If your needs for mutation are limited to a few objects in each module, you represent those as streams (the generalized version of futures which are able to be repeatedly updated with new values); a stream represents the history of all values that a mutable variable takes during the program execution. This is the basis of the functional reactive paradigm[3] on which modern web frameworks like React and Vue are converging, as it happens that modeling asynchronous state mutations of multiple loosely connected elements is easier in the functional paradigm than in the imperative.

[1] https://en.wikipedia.org/wiki/Referential_transparency

[2] https://en.wikipedia.org/wiki/Temporal_logic

[3] https://en.wikipedia.org/wiki/Functional_reactive_programmin...

zodiac · on April 1, 2022

If you used the State monad for the author's interpreter example, and you did it in Racket (your "state of the world" is a cons-list), what would be the run-time of the resulting interpreter? Similar question for streams (although I'm not that familiar with streams, so I don't know how they would apply here, or if they can be implemented without changes to the base language)

TuringTest · on April 1, 2022

A stream is in essence the same as the Observer pattern; every function that depends on the values of a mutable variable must use accessor methods to extract the most recent value when they need it, or pass it 'hook' callback functions that represent the next steps to take on new values.

So, in principle, it should have the same performance as the 'Children can issue notification events' method in the article, since it's using what in essence is the same structure (just with a much nicer syntax, better adapted to functional programs).

The advantage of using functional streams instead of OOP observable callbacks is that it tends to be easier to write the program's large structure as compositions of functions over streams, i.e. it is easy to build modular functions without the bugs introduced by side effects.

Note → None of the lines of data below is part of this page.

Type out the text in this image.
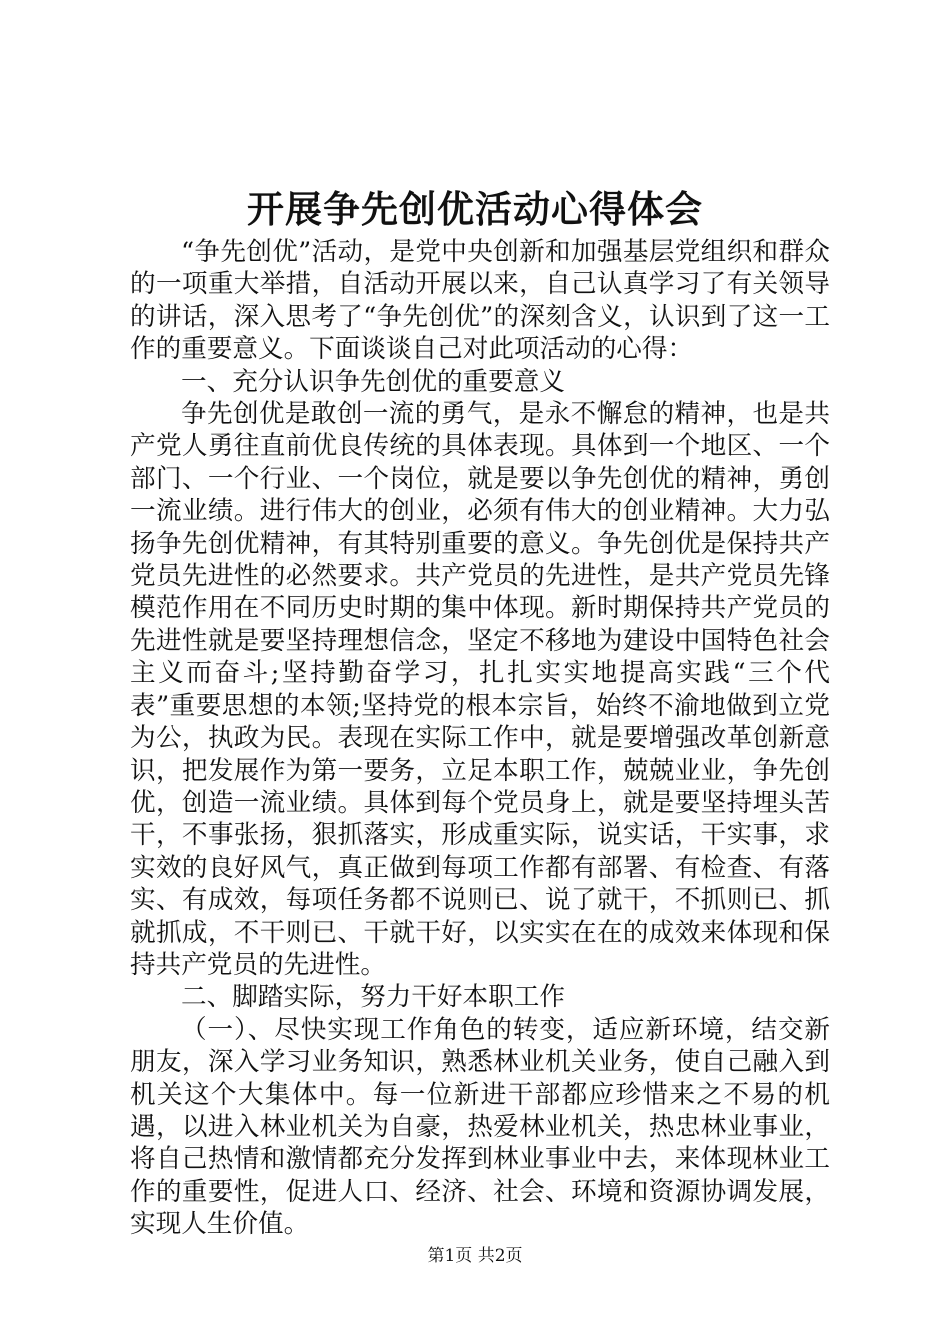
开展争先创优活动心得体会

“争先创优”活动，是党中央创新和加强基层党组织和群众的一项重大举措，自活动开展以来，自己认真学习了有关领导的讲话，深入思考了“争先创优”的深刻含义，认识到了这一工作的重要意义。下面谈谈自己对此项活动的心得：

一、充分认识争先创优的重要意义

争先创优是敢创一流的勇气，是永不懈怠的精神，也是共产党人勇往直前优良传统的具体表现。具体到一个地区、一个部门、一个行业、一个岗位，就是要以争先创优的精神，勇创一流业绩。进行伟大的创业，必须有伟大的创业精神。大力弘扬争先创优精神，有其特别重要的意义。争先创优是保持共产党员先进性的必然要求。共产党员的先进性，是共产党员先锋模范作用在不同历史时期的集中体现。新时期保持共产党员的先进性就是要坚持理想信念，坚定不移地为建设中国特色社会主义而奋斗;坚持勤奋学习，扎扎实实地提高实践“三个代表”重要思想的本领;坚持党的根本宗旨，始终不渝地做到立党为公，执政为民。表现在实际工作中，就是要增强改革创新意识，把发展作为第一要务，立足本职工作，兢兢业业，争先创优，创造一流业绩。具体到每个党员身上，就是要坚持埋头苦干，不事张扬，狠抓落实，形成重实际，说实话，干实事，求实效的良好风气，真正做到每项工作都有部署、有检查、有落实、有成效，每项任务都不说则已、说了就干，不抓则已、抓就抓成，不干则已、干就干好，以实实在在的成效来体现和保持共产党员的先进性。

二、脚踏实际，努力干好本职工作

（一）、尽快实现工作角色的转变，适应新环境，结交新朋友，深入学习业务知识，熟悉林业机关业务，使自己融入到机关这个大集体中。每一位新进干部都应珍惜来之不易的机遇，以进入林业机关为自豪，热爱林业机关，热忠林业事业，将自己热情和激情都充分发挥到林业事业中去，来体现林业工作的重要性，促进人口、经济、社会、环境和资源协调发展，实现人生价值。

第1页 共2页
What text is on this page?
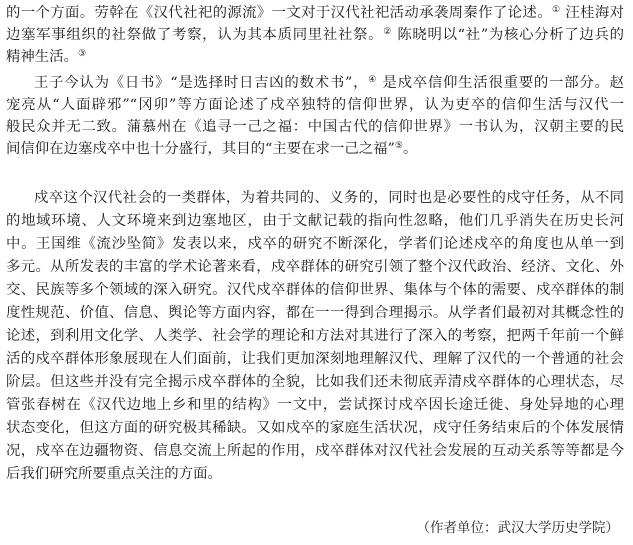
的一个方面。劳幹在《汉代社祀的源流》一文对于汉代社祀活动承袭周秦作了论述。① 汪桂海对
边塞军事组织的社祭做了考察，认为其本质同里社社祭。② 陈晓明以“社”为核心分析了边兵的
精神生活。③
王子今认为《日书》“是选择时日吉凶的数术书”，④ 是戍卒信仰生活很重要的一部分。赵
宠亮从“人面辟邪”“冈卯”等方面论述了戍卒独特的信仰世界，认为吏卒的信仰生活与汉代一
般民众并无二致。蒲慕州在《追寻一己之福：中国古代的信仰世界》一书认为，汉朝主要的民
间信仰在边塞戍卒中也十分盛行，其目的“主要在求一己之福”⑤。
戍卒这个汉代社会的一类群体，为着共同的、义务的，同时也是必要性的戍守任务，从不同
的地域环境、人文环境来到边塞地区，由于文献记载的指向性忽略，他们几乎消失在历史长河
中。王国维《流沙坠简》发表以来，戍卒的研究不断深化，学者们论述戍卒的角度也从单一到
多元。从所发表的丰富的学术论著来看，戍卒群体的研究引领了整个汉代政治、经济、文化、外
交、民族等多个领域的深入研究。汉代戍卒群体的信仰世界、集体与个体的需要、戍卒群体的制
度性规范、价值、信息、舆论等方面内容，都在一一得到合理揭示。从学者们最初对其概念性的
论述，到利用文化学、人类学、社会学的理论和方法对其进行了深入的考察，把两千年前一个鲜
活的戍卒群体形象展现在人们面前，让我们更加深刻地理解汉代、理解了汉代的一个普通的社会
阶层。但这些并没有完全揭示戍卒群体的全貌，比如我们还未彻底弄清戍卒群体的心理状态，尽
管张春树在《汉代边地上乡和里的结构》一文中，尝试探讨戍卒因长途迁徙、身处异地的心理
状态变化，但这方面的研究极其稀缺。又如戍卒的家庭生活状况，戍守任务结束后的个体发展情
况，戍卒在边疆物资、信息交流上所起的作用，戍卒群体对汉代社会发展的互动关系等等都是今
后我们研究所要重点关注的方面。
（作者单位：武汉大学历史学院）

I learned this style of programming through the online 'Paradigms'[1] course by Peter Van Roy, which you can take for free if you don't want credits. It uses the multi-paradigm language Oz to explain the essence of each paradigm and the differences between them. The course distills the primitives of different programming languages in terms of how they see state (see Van Roy's diagram in [2]), and how deciding to incorporate and combine some of those primitives and not others gives rise to the different programming styles. I found it enlightening, in the way that programmers' koans refer to.

[1] https://www.edx.org/es/course/paradigms-of-computer-programm...

[2] https://en.wikipedia.org/wiki/Programming_paradigm#Overview

Jtsummers · on April 1, 2022

There are cost tradeoffs involved so you have to determine based on your application whether they solve the problem or not.

In a case like this you have several options:

1. Stick with mutation, reuse the original array and don't worry about being purely functional. This will probably be the optimal solution (vice explicitly creating a copy and mutating just the relevant bit). However, if you need the original for some reason then this is a non-solution.

2. Imitate the purely functional style with explicit copies, and accept the massive memory and performance costs that carries. You get to keep the cheaper read cost.

3. Use a better data structure, but losing (in particular) read performance, but largely mitigating the creation and "mutation" costs. (in quotes because the original is, from the perspective of the user, unchanged.)

Assuming you're in a language that doesn't provide (3) for free, and that (1) is a non-solution, you need to profile your system to decide between which of (2) and (3) is appropriate. With a large enough data structure or frequent enough updates, (3) is probably what you will want. If your data structure is small or updates are rare, then you can stick with (2). And if you have no idea which one will occur in the real-world (some users tend towards (2) being better and others towards (3)) you have to make an explicit choice on which one to provide better performance for.